Agora vamos passar por um momento oposto: um ciclo de alta global nos juros. Quando a inflação se impõe, os bancos centrais não têm nada a fazer que não seja inverter a chave, e fechar a torneira de dinheiro novo lá nos empréstimos interbancários.

Além de fechar a torneira, eles abrem o ralo. Passam a pagar juros altos aos bancos comuns para tomar empréstimos deles. Quando isso acontece, os bancos deixam de trocar dinheiro entre si e passam a emprestar para o Banco Central – não que o BC precise do dinheiro; ele só pega e guarda, com o objetivo de drenar moeda da economia. Outra ferramenta que eles têm para isso é vender títulos públicos para os bancos a preços camaradas. Os bancos aproveitam para comprar mais títulos, e reforçar suas poupanças. Então passam a contar com menos dinheiro vivo para emprestar aos setores produtivos. Com uma quantidade menor de grana circulando na praça, a demanda por máquinas, fertilizantes, diesel e o que mais for cai. E os preços baixam.

O nosso Banco Central foi um dos primeiros no mundo a começar uma alta nos juros. Eles saíram dos 2% ainda no início de 2021, chegaram a 11,75% em março e devem ir a 12,75% em abril. O efeito, vale lembrar, nunca é imediato. Você precisa de meses, ou anos, com juros lá em cima para que a inflação desacelere de fato.

Os EUA começaram a fechar suas torneiras mais tarde, em 2022: aumentaram a banda para a faixa de 0,25% a 0,50%, e começaram um programa massivo de venda de títulos públicos, para reforçar a drenagem de dinheiro.

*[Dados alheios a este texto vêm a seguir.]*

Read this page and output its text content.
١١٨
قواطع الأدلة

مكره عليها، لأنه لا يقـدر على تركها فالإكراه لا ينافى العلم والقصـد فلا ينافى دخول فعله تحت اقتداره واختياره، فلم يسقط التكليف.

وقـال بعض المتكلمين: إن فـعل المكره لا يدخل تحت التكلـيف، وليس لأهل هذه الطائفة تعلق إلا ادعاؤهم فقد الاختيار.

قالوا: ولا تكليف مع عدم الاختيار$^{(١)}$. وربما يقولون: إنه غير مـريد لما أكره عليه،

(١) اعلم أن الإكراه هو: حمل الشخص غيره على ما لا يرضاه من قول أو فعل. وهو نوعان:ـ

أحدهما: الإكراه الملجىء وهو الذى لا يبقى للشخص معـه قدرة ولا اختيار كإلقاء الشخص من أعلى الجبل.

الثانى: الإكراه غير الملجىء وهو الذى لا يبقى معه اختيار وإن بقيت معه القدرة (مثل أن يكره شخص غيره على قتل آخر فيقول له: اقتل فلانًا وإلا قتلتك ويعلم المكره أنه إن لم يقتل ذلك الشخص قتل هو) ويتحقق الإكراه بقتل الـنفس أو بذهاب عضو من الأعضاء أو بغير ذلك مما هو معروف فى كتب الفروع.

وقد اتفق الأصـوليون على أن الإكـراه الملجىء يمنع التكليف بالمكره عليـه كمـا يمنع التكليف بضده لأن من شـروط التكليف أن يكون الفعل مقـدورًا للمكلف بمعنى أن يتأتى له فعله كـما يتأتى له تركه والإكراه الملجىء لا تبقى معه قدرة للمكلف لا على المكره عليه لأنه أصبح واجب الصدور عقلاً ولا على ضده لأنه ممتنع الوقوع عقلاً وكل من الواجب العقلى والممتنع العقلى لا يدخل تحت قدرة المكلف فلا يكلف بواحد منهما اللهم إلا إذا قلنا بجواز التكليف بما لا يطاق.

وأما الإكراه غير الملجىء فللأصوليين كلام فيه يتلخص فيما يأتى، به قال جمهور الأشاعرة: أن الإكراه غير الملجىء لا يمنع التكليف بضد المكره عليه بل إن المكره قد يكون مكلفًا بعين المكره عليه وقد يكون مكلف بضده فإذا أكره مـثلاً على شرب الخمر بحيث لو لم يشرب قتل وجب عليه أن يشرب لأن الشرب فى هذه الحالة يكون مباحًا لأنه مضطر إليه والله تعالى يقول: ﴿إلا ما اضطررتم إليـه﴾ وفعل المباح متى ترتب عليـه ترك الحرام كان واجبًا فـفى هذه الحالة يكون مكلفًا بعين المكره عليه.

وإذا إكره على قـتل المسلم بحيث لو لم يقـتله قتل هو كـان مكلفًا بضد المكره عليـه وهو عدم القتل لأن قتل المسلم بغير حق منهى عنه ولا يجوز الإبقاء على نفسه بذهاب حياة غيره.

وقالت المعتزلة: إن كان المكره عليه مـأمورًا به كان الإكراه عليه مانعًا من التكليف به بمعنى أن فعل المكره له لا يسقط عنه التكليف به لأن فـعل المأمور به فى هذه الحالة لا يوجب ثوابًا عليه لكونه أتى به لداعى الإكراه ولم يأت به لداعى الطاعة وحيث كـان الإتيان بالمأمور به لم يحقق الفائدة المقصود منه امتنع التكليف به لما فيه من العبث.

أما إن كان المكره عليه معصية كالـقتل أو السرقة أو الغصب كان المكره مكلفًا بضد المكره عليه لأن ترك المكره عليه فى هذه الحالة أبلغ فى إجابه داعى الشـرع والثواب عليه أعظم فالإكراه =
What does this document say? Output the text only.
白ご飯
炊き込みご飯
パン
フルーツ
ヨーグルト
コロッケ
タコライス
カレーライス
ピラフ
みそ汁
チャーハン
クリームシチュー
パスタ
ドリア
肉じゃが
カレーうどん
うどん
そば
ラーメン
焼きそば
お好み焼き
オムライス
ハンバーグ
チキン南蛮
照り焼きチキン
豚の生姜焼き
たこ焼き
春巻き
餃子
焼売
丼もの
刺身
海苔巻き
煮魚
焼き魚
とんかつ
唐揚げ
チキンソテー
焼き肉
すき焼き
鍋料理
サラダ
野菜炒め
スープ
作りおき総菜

Medidas assim, tomadas no mundo todo, devem baixar a inflação mais hora menos hora. O problema é que isso também tem um efeito colateral, não menos indigesto que os aumentos de preços: recessão. Juros altos demais por tempo demais pressionam o PIB para baixo, e o desemprego para cima. Eles matam a inflação a golpes de estagnação econômica.

Para piorar, a invasão da Ucrânia pela Rússia também tem seus efeitos recessivos, já que deixa o mundo com menos petróleo e menos alimentos (ambos são grandes exportadores de grãos). No Brasil, vimos o primeiro efeito da guerra na inflação de março: 1,60%, a maior para esse mês nos 28 anos de história do Plano Real, impulsionada justamente por altas ainda mais fora da curva nos combustíveis e nos alimentos.

Juros altos e instabilidade no suprimento de commodities é uma combinação capaz de produzir o pior dos cenários: uma estagflação. Ou seja, estagnação econômica combinada com inflação. Nesse caso, uma inflação turbinada não pelo aumento da demanda no mundo, mas por escassez pura e simples.

Se isso acontecer de fato, os bancos centrais ficarão de mãos atadas. A economia global não estará mais nas mãos deles, mas no futuro da geopolítica. E esse é ainda mais imprevisível que qualquer índice de inflação.